Employers are required by law to withhold employment taxes from their employees. Employment taxes include:

– Federal Income tax withholding

– Social Security and Medicare Taxes

The federal income tax is a “pay as you go tax.” You must pay the tax as you earn or receive income during the year. For most employees this takes the form of income taxes withheld from their pay. Self-employed persons are also required to make estimated tax payments during the year. The pay as you go system was designed to ensure that taxpayers meet their tax obligations in a timely manner.

Social Security and Medicare taxes pay for benefits workers and their families receive under the Federal Insurance Contributions Act (FICA). Social security taxes pay for benefits under the old age, survivors, and disability insurance part of FICA. Medicare taxes pay for hospital benefits. Each employee contributes part of these taxes and the employer pays a matching amount. Self-employed taxpayers must also pay social security and Medicare taxes in the form of self-employment taxes. The programs funded by employment taxes provide essential benefits to many citizens. The programs are especially important to citizens who reach retirement age. The Federal Unemployment Tax Act (FUTA) tax, together with state unemployment systems, provides for payments of unemployment compensation to workers who have lost their jobs.

Employer and Employee Responsibilities

Both employer and employee hold the responsibility for collecting and remitting withholding taxes to the IRS. For the most part, the employer withholds these taxes on behalf of their employees, but in cases where an employer does not do this, or where an employee is self-employed, it is the responsibility of the employee to collect and pay withholding taxes.

Employer’s Responsibilities

Employers must report income and employment taxes withheld from their employees on an Employer’s Quarterly Federal Tax Return (Form 941) and deposit these taxes in full to an authorized bank or financial institution pursuant to Federal Tax Deposit Requirements. Employers are also responsible for filing a FUTA return annually, and depositing those taxes.

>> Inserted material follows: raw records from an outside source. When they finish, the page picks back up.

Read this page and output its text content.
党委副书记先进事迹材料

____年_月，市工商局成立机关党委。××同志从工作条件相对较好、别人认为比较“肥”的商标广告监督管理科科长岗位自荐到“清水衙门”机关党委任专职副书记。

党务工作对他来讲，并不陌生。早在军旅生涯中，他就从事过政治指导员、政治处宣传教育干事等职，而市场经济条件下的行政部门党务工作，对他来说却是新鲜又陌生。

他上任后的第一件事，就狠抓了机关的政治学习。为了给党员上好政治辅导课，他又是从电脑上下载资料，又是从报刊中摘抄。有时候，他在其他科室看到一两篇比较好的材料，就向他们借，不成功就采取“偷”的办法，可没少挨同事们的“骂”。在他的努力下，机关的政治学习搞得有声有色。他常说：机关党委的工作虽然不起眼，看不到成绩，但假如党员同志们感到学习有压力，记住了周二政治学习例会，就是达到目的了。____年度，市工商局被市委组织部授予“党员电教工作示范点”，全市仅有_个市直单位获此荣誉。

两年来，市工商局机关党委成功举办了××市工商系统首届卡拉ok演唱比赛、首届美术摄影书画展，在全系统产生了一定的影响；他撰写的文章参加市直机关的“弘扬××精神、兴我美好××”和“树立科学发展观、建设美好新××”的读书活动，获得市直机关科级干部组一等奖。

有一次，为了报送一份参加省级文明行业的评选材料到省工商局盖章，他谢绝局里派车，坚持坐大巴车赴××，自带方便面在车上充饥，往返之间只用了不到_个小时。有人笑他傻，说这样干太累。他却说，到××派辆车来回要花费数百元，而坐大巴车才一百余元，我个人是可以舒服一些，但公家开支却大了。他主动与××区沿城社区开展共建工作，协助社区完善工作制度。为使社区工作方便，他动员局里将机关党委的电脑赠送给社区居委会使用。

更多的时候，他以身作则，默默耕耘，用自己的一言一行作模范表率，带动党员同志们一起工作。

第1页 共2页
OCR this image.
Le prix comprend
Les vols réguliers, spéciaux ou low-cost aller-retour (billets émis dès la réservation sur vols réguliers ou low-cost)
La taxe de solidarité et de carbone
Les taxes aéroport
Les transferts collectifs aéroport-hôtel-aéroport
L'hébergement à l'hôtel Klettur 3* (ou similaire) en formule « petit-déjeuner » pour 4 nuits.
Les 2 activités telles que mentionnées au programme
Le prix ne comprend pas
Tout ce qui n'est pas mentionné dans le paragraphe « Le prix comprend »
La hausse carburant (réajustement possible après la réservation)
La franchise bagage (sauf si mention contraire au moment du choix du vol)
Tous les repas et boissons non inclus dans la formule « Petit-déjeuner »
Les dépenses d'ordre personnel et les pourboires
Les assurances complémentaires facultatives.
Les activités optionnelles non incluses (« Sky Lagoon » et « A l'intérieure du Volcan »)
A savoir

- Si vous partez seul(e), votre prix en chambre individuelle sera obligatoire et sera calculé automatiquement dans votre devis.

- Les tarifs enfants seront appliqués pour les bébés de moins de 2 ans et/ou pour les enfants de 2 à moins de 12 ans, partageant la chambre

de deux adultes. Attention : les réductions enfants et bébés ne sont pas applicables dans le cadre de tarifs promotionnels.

Employers who do not comply with the employment tax laws may be subject to criminal and civil sanctions for willfully failing to pay employment taxes.

Employees’ Responsibility

Employees who do not have taxes withheld nor remit them personally, are still liable for these taxes and may not qualify for Social Security, Medicare, or unemployment benefits.

Employees who are concerned that their employer is improperly withholding or failing to withhold federal income and employment taxes should report their employer by contacting the IRS at 1-800-829-1040. In cases where the employer withheld employment taxes but failed to deposit them, or failed to issue W-2s, the employee should contact the employer to request the W-2. If the employee is unable to secure a W-2 from the employer, the employee should complete and attach Form 4852, Substitute for W-2, to their tax return using the best information available to calculate the wages and the withholding. This information can often be secured from pay stubs.

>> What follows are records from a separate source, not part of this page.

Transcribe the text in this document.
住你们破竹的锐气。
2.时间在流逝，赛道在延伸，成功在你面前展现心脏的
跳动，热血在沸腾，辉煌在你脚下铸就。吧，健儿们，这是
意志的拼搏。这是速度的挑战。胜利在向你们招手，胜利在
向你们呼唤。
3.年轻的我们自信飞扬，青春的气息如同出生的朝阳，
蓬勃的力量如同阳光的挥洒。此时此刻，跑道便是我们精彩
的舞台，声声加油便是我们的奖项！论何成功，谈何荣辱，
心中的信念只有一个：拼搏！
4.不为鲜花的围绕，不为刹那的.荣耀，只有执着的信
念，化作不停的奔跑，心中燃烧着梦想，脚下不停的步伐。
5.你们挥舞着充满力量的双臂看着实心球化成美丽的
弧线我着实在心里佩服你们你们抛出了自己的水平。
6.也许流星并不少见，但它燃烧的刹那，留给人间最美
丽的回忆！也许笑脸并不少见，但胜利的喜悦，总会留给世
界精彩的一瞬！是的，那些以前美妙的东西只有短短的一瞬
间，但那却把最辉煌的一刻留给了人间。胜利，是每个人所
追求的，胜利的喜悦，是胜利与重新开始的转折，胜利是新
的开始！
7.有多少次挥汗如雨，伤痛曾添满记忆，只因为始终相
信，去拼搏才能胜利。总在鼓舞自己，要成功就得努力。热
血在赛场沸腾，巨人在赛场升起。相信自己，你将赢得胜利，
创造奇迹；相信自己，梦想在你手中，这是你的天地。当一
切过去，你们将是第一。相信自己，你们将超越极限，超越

In addition, if the employer refuses to withhold employment taxes from these wages and the IRS is unable to collect the employment taxes from the employer, the employee still has the responsibility to pay income tax and is ultimately responsible for his/her share of the FICA tax.

Tax Compliance

Voluntary compliance remains the cornerstone of our tax system. Voluntary compliance means taxpayers are responsible for filing required tax returns and paying the correct amount of tax. Noncompliance with tax laws threatens the stability of our tax system.

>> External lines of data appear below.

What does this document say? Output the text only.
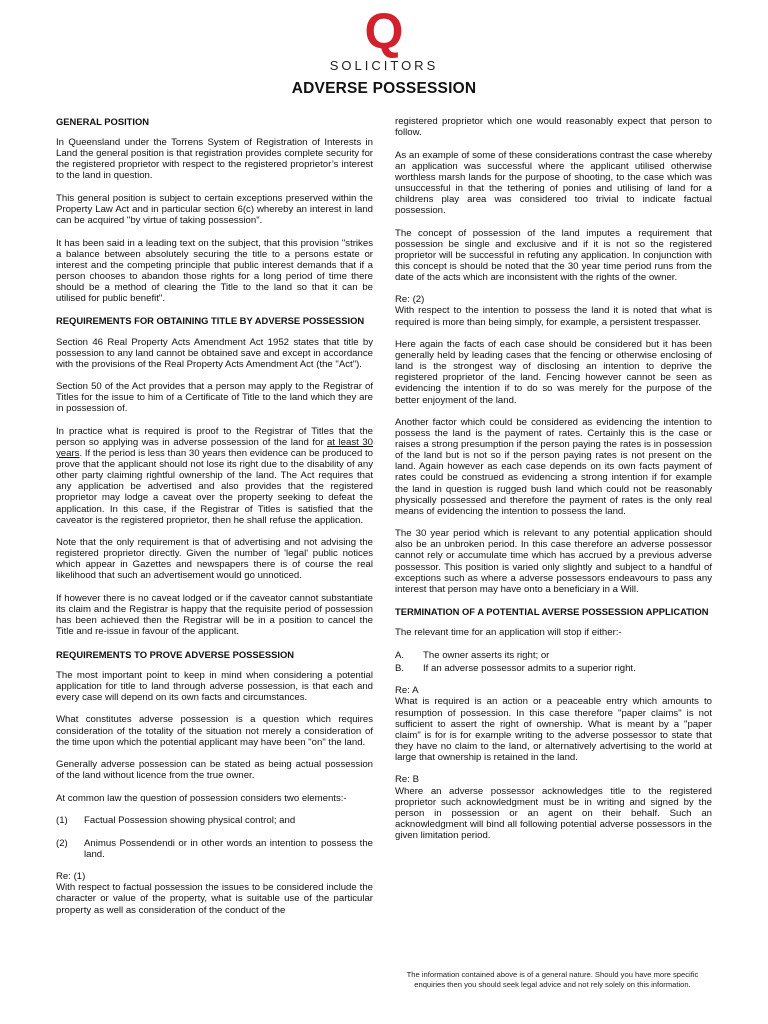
Q
SOLICITORS
ADVERSE POSSESSION
GENERAL POSITION

In Queensland under the Torrens System of Registration of Interests in Land the general position is that registration provides complete security for the registered proprietor with respect to the registered proprietor’s interest to the land in question.

This general position is subject to certain exceptions preserved within the Property Law Act and in particular section 6(c) whereby an interest in land can be acquired "by virtue of taking possession".

It has been said in a leading text on the subject, that this provision "strikes a balance between absolutely securing the title to a persons estate or interest and the competing principle that public interest demands that if a person chooses to abandon those rights for a long period of time there should be a method of clearing the Title to the land so that it can be utilised for public benefit".

REQUIREMENTS FOR OBTAINING TITLE BY ADVERSE POSSESSION

Section 46 Real Property Acts Amendment Act 1952 states that title by possession to any land cannot be obtained save and except in accordance with the provisions of the Real Property Acts Amendment Act (the "Act").

Section 50 of the Act provides that a person may apply to the Registrar of Titles for the issue to him of a Certificate of Title to the land which they are in possession of.

In practice what is required is proof to the Registrar of Titles that the person so applying was in adverse possession of the land for at least 30 years. If the period is less than 30 years then evidence can be produced to prove that the applicant should not lose its right due to the disability of any other party claiming rightful ownership of the land. The Act requires that any application be advertised and also provides that the registered proprietor may lodge a caveat over the property seeking to defeat the application. In this case, if the Registrar of Titles is satisfied that the caveator is the registered proprietor, then he shall refuse the application.

Note that the only requirement is that of advertising and not advising the registered proprietor directly. Given the number of 'legal' public notices which appear in Gazettes and newspapers there is of course the real likelihood that such an advertisement would go unnoticed.

If however there is no caveat lodged or if the caveator cannot substantiate its claim and the Registrar is happy that the requisite period of possession has been achieved then the Registrar will be in a position to cancel the Title and re-issue in favour of the applicant.

REQUIREMENTS TO PROVE ADVERSE POSSESSION

The most important point to keep in mind when considering a potential application for title to land through adverse possession, is that each and every case will depend on its own facts and circumstances.

What constitutes adverse possession is a question which requires consideration of the totality of the situation not merely a consideration of the time upon which the potential applicant may have been "on" the land.

Generally adverse possession can be stated as being actual possession of the land without licence from the true owner.

At common law the question of possession considers two elements:-

(1)	Factual Possession showing physical control; and
(2)	Animus Possendendi or in other words an intention to possess the land.

Re: (1)

With respect to factual possession the issues to be considered include the character or value of the property, what is suitable use of the particular property as well as consideration of the conduct of the

registered proprietor which one would reasonably expect that person to follow.

As an example of some of these considerations contrast the case whereby an application was successful where the applicant utilised otherwise worthless marsh lands for the purpose of shooting, to the case which was unsuccessful in that the tethering of ponies and utilising of land for a childrens play area was considered too trivial to indicate factual possession.

The concept of possession of the land imputes a requirement that possession be single and exclusive and if it is not so the registered proprietor will be successful in refuting any application. In conjunction with this concept is should be noted that the 30 year time period runs from the date of the acts which are inconsistent with the rights of the owner.

Re: (2)

With respect to the intention to possess the land it is noted that what is required is more than being simply, for example, a persistent trespasser.

Here again the facts of each case should be considered but it has been generally held by leading cases that the fencing or otherwise enclosing of land is the strongest way of disclosing an intention to deprive the registered proprietor of the land. Fencing however cannot be seen as evidencing the intention if to do so was merely for the purpose of the better enjoyment of the land.

Another factor which could be considered as evidencing the intention to possess the land is the payment of rates. Certainly this is the case or raises a strong presumption if the person paying the rates is in possession of the land but is not so if the person paying rates is not present on the land. Again however as each case depends on its own facts payment of rates could be construed as evidencing a strong intention if for example the land in question is rugged bush land which could not be reasonably physically possessed and therefore the payment of rates is the only real means of evidencing the intention to possess the land.

The 30 year period which is relevant to any potential application should also be an unbroken period. In this case therefore an adverse possessor cannot rely or accumulate time which has accrued by a previous adverse possessor. This position is varied only slightly and subject to a handful of exceptions such as where a adverse possessors endeavours to pass any interest that person may have onto a beneficiary in a Will.

TERMINATION OF A POTENTIAL AVERSE POSSESSION APPLICATION

The relevant time for an application will stop if either:-

A.	The owner asserts its right; or
B.	If an adverse possessor admits to a superior right.

Re: A

What is required is an action or a peaceable entry which amounts to resumption of possession. In this case therefore "paper claims" is not sufficient to assert the right of ownership. What is meant by a "paper claim" is for is for example writing to the adverse possessor to state that they have no claim to the land, or alternatively advertising to the world at large that ownership is retained in the land.

Re: B

Where an adverse possessor acknowledges title to the registered proprietor such acknowledgment must be in writing and signed by the person in possession or an agent on their behalf. Such an acknowledgment will bind all following potential adverse possessors in the given limitation period.

The information contained above is of a general nature. Should you have more specific enquiries then you should seek legal advice and not rely solely on this information.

Sometimes noncompliance results from lack of knowledge on the part of the taxpayer. In these instances we can work with the IRS to bring them into compliance. It is in an employer’s best interests to file employment tax returns, pay, and deposit taxes timely. Failure to do so can result in the imposition of a variety of civil sanctions.

When taxpayers attempt to evade the employment taxes they may be subject to criminal sanctions. These are the most severe sanctions that can be imposed and often result in the taxpayer being sentenced to a term of imprisonment, fined and ordered to make restitution (in addition to other civil sanctions.)

Unscrupulous individuals and promoters advocating willful noncompliance with the tax laws have used a variety of false or misleading arguments for not paying income taxes or employment taxes. The courts have repeatedly rejected these arguments as frivolous and routinely impose financial penalties when such meritless arguments are raised.

Evading employment taxes can potentially have serious consequences for employers and the employees. Employers may be subject to criminal and civil sanctions for willfully failing to pay employment taxes. It is very important that you hire an experienced tax attorney to represent you. Employees suffer because they may not qualify for social security, Medicare, or unemployment benefits when employers do not report or pay employment and unemployment taxes. Consequently, taxes withheld and paid by compliant employers are used to pay the refunds and social security benefits of employees whose employers did not pay the withheld taxes.